Cento anni fa, il 21 gennaio 1921, nasceva il Partito comunista d’Italia, a Livorno. In occasione di questo anniversario ripubblichiamo il discorso di Lenin al Terzo congresso del Comintern, dove la discussione sulla questione italiana e sulla scissione avvenuta pochi mesi prima dal Partito socialista, ebbe una notevole rilevanza.

di Lenin

Compagni, vorrei rispondere in special modo al compagno Lazzari. Egli ha detto: «Citate fatti concreti, non parole». Benissimo. Ma se noi esaminiamo lo sviluppo delle tendenze riformiste-opportuniste in Italia, che cosa citiamo: parole o fatti? Nei vostri discorsi e in tutta la vostra politica dimenticate una circostanza molto significativa per il movimento socialista in Italia: dimenticate cioè che già da lungo tempo esiste non soltanto una tendenza, ma anche un raggruppamento riformista-opportunista.

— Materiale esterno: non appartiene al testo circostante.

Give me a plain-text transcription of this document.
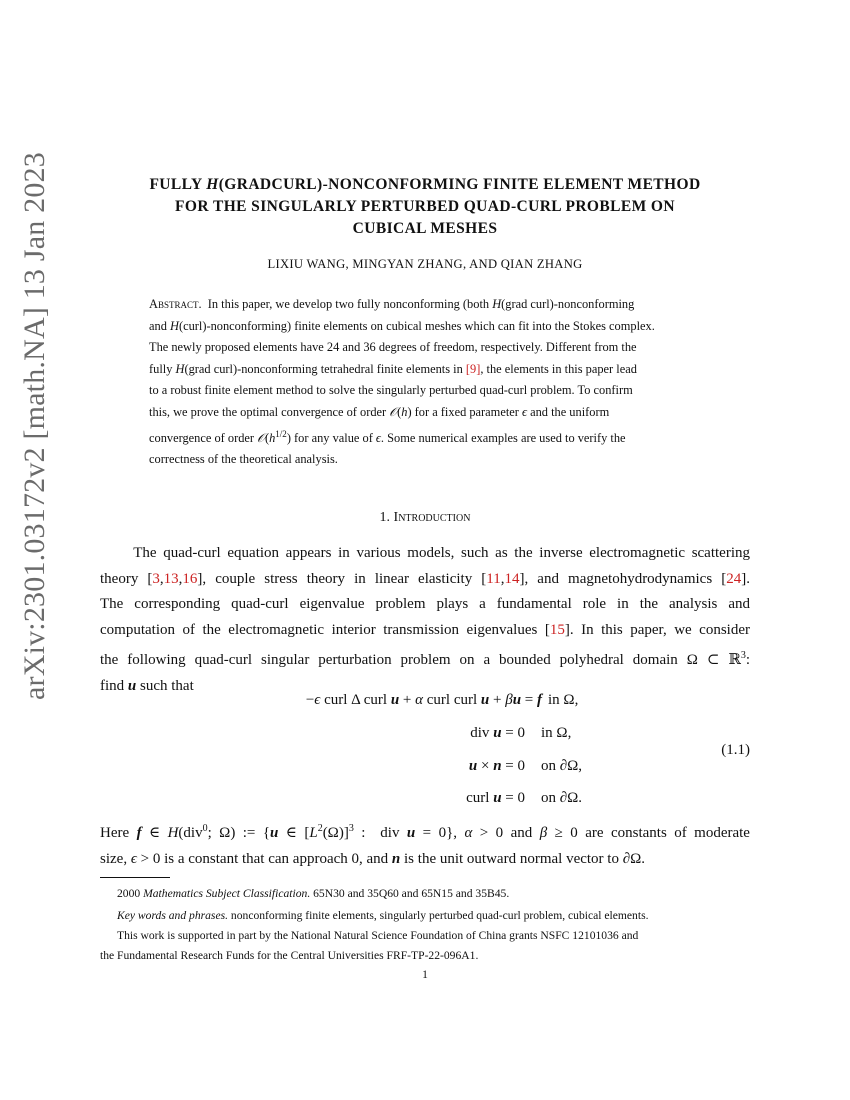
arXiv:2301.03172v2 [math.NA] 13 Jan 2023	FULLY H(GRADCURL)-NONCONFORMING FINITE ELEMENT METHOD
FOR THE SINGULARLY PERTURBED QUAD-CURL PROBLEM ON
CUBICAL MESHES
LIXIU WANG, MINGYAN ZHANG, AND QIAN ZHANG
Abstract.  In this paper, we develop two fully nonconforming (both H(grad curl)-nonconforming
and H(curl)-nonconforming) finite elements on cubical meshes which can fit into the Stokes complex.
The newly proposed elements have 24 and 36 degrees of freedom, respectively. Different from the
fully H(grad curl)-nonconforming tetrahedral finite elements in [9], the elements in this paper lead
to a robust finite element method to solve the singularly perturbed quad-curl problem. To confirm
this, we prove the optimal convergence of order 𝒪(h) for a fixed parameter ϵ and the uniform
convergence of order $𝒪(h^{1/2})$ for any value of ϵ. Some numerical examples are used to verify the
correctness of the theoretical analysis.
1. Introduction
The quad-curl equation appears in various models, such as the inverse electromagnetic scattering
theory [3,13,16], couple stress theory in linear elasticity [11,14], and magnetohydrodynamics [24].
The corresponding quad-curl eigenvalue problem plays a fundamental role in the analysis and
computation of the electromagnetic interior transmission eigenvalues [15]. In this paper, we consider
the following quad-curl singular perturbation problem on a bounded polyhedral domain Ω ⊂ ℝ$^3$:
find u such that
−ϵ curl Δ curl u + α curl curl u + βu = f in Ω,
div u = 0 in Ω,
u × n = 0 on ∂Ω,
curl u = 0 on ∂Ω.
(1.1)
Here f ∈ H(div$^0$; Ω) := {u ∈ $[L^2(\Omega)]^3$ :  div u = 0}, α > 0 and β ≥ 0 are constants of moderate
size, ϵ > 0 is a constant that can approach 0, and n is the unit outward normal vector to ∂Ω.
2000 Mathematics Subject Classification. 65N30 and 35Q60 and 65N15 and 35B45.
Key words and phrases. nonconforming finite elements, singularly perturbed quad-curl problem, cubical elements.
This work is supported in part by the National Natural Science Foundation of China grants NSFC 12101036 and
the Fundamental Research Funds for the Central Universities FRF-TP-22-096A1.
1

Ricordo ancora molto bene il tempo nel quale Bernstein iniziava la sua propaganda opportunista che è finita nel socialpatriottismo, nel tradimento e nel fallimento della II Internazionale. Fin da allora conosciamo Turati non soltanto di nome, ma anche per la propaganda svolta nel partito italiano e nel movimento operaio italiano del quale egli è stato il disorganizzatore nei vent’anni trascorsi da allora. Per mancanza di tempo, non ho avuto la possibilità di studiare i documenti che concernono il partito italiano; ma, secondo me, uno dei più importanti è il resoconto del convegno di Turati e dei suoi amici a Reggio Emilia (1), pubblicato da un giornale borghese italiano, non ricordo se dalla Stampa o dal Corriere della Sera. Ho paragonato questo resoconto con quello pubblicato dall’Avanti!. Non è questa una dimostrazione sufficiente? Dopo il II Congresso dell’Internazionale comunista, in una discussione con Serrati e con i suoi amici, avevamo detto loro apertamente ed esattamente quale era, a nostro avviso, la situazione. Abbiamo detto che il partito italiano non può diventare comunista finché tollera nelle sue file gente come Turati.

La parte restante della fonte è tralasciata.